Но детектив не унывает. Подрабатывая случайными заказами на разоблачение адюльтеров, он помнит и об основной цели: найти убийц девушки. Тем более что кругом убивают не только девушек, но и гомосексуалистов, абортмахеров и просто инакомыслящих. Например, женщину-врача, боровшуюся за упрощение процедуры прерывания беременности, насмерть искусали пауки в ее же собственной машине. Явно подброшенные.

Мне как читателю, конечно, жалко и афроамериканцев, и женщину-врача, и гомосексуалистов. Но как критик-любитель не могу отделаться от щелкающей в мозгу мысли: «штампы, штампы, штампы»…

В конце концов гибнуть начинают не только хорошие, но и плохие. К таковым автор причисляет сенаторское семейство (вполне, на мой взгляд, заслуженно), местного мафиозо-эстета, зарезанного прямо в арендуемой оперной ложе, и торговца оружием.

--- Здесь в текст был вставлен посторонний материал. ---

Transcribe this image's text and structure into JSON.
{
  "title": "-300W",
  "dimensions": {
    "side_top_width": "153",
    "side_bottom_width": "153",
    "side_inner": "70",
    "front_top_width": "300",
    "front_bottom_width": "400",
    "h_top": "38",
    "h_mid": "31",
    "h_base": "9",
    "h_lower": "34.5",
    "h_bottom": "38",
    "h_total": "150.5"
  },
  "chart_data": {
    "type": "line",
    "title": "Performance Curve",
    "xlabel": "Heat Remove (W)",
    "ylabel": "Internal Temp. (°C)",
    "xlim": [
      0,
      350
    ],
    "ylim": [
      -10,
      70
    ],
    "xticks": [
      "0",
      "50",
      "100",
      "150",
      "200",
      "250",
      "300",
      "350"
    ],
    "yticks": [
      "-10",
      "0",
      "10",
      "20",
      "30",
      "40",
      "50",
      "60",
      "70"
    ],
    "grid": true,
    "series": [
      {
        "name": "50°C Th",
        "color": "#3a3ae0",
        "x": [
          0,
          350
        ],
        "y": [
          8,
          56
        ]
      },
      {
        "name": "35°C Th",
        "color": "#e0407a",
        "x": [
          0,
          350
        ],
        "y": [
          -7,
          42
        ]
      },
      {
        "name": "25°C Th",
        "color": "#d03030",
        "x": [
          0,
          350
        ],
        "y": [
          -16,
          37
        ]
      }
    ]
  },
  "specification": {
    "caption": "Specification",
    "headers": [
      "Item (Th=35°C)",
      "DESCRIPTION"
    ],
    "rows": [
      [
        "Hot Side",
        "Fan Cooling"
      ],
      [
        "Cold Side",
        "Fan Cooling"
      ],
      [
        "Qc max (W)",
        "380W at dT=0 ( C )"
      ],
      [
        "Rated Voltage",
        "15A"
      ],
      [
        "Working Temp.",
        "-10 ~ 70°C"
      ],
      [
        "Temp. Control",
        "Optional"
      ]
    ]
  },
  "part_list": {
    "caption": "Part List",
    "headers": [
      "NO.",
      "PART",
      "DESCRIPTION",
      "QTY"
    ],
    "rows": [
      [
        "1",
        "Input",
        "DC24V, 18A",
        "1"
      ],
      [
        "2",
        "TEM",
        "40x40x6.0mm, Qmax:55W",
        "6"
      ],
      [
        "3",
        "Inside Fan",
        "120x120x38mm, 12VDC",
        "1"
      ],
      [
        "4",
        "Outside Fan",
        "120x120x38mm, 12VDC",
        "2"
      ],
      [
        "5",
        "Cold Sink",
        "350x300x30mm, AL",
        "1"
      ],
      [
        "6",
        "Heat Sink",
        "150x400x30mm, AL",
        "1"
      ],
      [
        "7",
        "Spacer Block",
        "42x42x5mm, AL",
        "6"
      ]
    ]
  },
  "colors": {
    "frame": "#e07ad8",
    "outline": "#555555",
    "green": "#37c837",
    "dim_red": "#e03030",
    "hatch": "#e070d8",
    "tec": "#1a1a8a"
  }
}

Поскольку анонимные угрозы неизвестных недоброжелателей, за которыми виднеются силуэты того же Братства, оказываются неэффективными, то на пороге и в жизни Чарли Паркера возникает некий мистер Падд, чем-то неуловимо напоминающий одного из тех пауков, что насмерть покусали женщину-врача.

На мистера Падда тоже идет охота: его преследует некий мистер Голем. Разумеется, эти двое находятся в сложных и увлекательных взаимоотношениях преследователя и жертвы. И конечно же, они друг друга обязательно убьют.

У павших от руки мистера Падда (или, по недоказанной версии, под натиском Братства) убийцы отрезают по кусочку кожи. Это немаловажная деталь, к которой мы еще вернемся, а пока просто сделаем мысленное примечание к тексту.

Апофеозом преследований и таинственных событий становится похищение одного из друзей и помощников Чарли Паркера по кличке Эйнджел. Похитители увозят его прямо в логово (выясняется, что это — логово Братства) и начинают всячески мучить.

Подоспевший Чарли обнаруживает, что у Эйнджела срезали со спины кусок кожи. Тут же появляется мистер Падд, следом — Голем, и сюжет переходит в обстоятельное мочилово.

Вы можете задаться резонным вопросом: а зачем убийцам было отрезать от жертв по кусочку кожи и чего вообще они хотели?

Ответ — в Апокалипсисе. Вернее, в редком, раритетном издании, единственном в своем роде, тщательно оберегаемом (да так и не сбереженном) Братством, сделанном из… Но об этом умолчу. Замечу лишь, что высказывание некоего античного мыслителя о том, что «великая книга — великий грех», получает неожиданно буквальное воплощение. И именно пристрастие к чтению, в частности — к чтению Апокалипсиса, оказывается причиной столь многих смертей…

Таким образом, перед нами — не столько история расследования, сколько повествование о поиске Книги (которая есть Великий Грех). И автор, и переводчик свою работу выполнили качественно и добротно, огрехов и ляпсусов не отмечено. Рекомендовано к прочтению в развлекательном качестве.